Master and i went Christmas shopping the day after Thanksgiving. Why people call it black Friday is kinda sorta annoying and i have no idea why they do it, but whatever. For us it's always been a fun day and if you let yourself get all worked up and stressed out over it, then why go, really? Because i lost so much weight over the summer months all or most of my winter sweaters and skirts sort of hang on me and are loose and bulky. The clothes that i had on that Friday were no exception. i was wearing a black turtleneck shirt as Master requested, so i could wear the collar all day underneath it and i had a pink sweater over that but the sleeves are very long so Master said He wanted to try something. He pulled up the sleeves on the sweater and put the sort of bulky leather cuffs on me, complete with pad lock. i protested a bit saying that they would show through and be easily detected. He really didn't care what i said one way or the other or if they were noticed. i was pretty uncomfortable for a while but the sleeves were plenty long so it went fine. When we got back in the car Master said that He would accept my apology for being wrong and for trying to resist Him. =)

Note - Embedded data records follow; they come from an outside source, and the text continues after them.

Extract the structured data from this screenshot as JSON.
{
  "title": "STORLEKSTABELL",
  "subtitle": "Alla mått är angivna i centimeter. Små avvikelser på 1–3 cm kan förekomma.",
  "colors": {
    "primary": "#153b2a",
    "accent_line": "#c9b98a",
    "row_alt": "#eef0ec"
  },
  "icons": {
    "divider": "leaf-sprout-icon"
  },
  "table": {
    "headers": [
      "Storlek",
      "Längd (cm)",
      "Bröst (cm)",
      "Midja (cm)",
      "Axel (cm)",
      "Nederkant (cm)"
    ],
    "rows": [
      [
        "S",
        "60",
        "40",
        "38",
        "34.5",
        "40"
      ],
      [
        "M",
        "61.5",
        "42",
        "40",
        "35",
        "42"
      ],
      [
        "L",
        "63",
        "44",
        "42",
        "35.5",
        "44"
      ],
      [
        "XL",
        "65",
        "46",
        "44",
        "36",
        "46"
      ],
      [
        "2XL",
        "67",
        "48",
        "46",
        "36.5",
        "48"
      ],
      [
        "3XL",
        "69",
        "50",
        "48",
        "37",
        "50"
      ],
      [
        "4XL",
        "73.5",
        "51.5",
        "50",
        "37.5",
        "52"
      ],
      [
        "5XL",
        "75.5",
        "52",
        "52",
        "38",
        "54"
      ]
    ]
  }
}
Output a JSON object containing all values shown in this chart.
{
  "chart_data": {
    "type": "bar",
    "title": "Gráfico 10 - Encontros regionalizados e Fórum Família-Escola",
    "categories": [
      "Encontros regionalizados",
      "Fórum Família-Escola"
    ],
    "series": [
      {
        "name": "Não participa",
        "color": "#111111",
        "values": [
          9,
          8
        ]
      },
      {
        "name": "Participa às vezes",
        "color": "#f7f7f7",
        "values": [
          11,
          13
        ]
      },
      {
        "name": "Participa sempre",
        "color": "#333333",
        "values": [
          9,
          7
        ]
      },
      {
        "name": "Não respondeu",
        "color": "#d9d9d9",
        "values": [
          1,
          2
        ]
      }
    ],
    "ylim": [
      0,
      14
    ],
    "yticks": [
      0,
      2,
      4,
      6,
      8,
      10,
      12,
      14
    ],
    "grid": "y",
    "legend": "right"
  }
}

The rest of the weekend was pretty quiet i'm not even sure we've left the house since we got home Friday night. Last night we had a football night and His favorite team won so it was a good weekend. It snowed yesterday and last night and it's cold enough that it stuck. That's bad news for Master because He still has a garage door opener to put up. Now He'll be putting it up in the colder weather. Maybe we'll luck out and we'll get a little more warm weather yet.

It's another quiet day and there isn't much going on so i'll sign off. Happy Monday!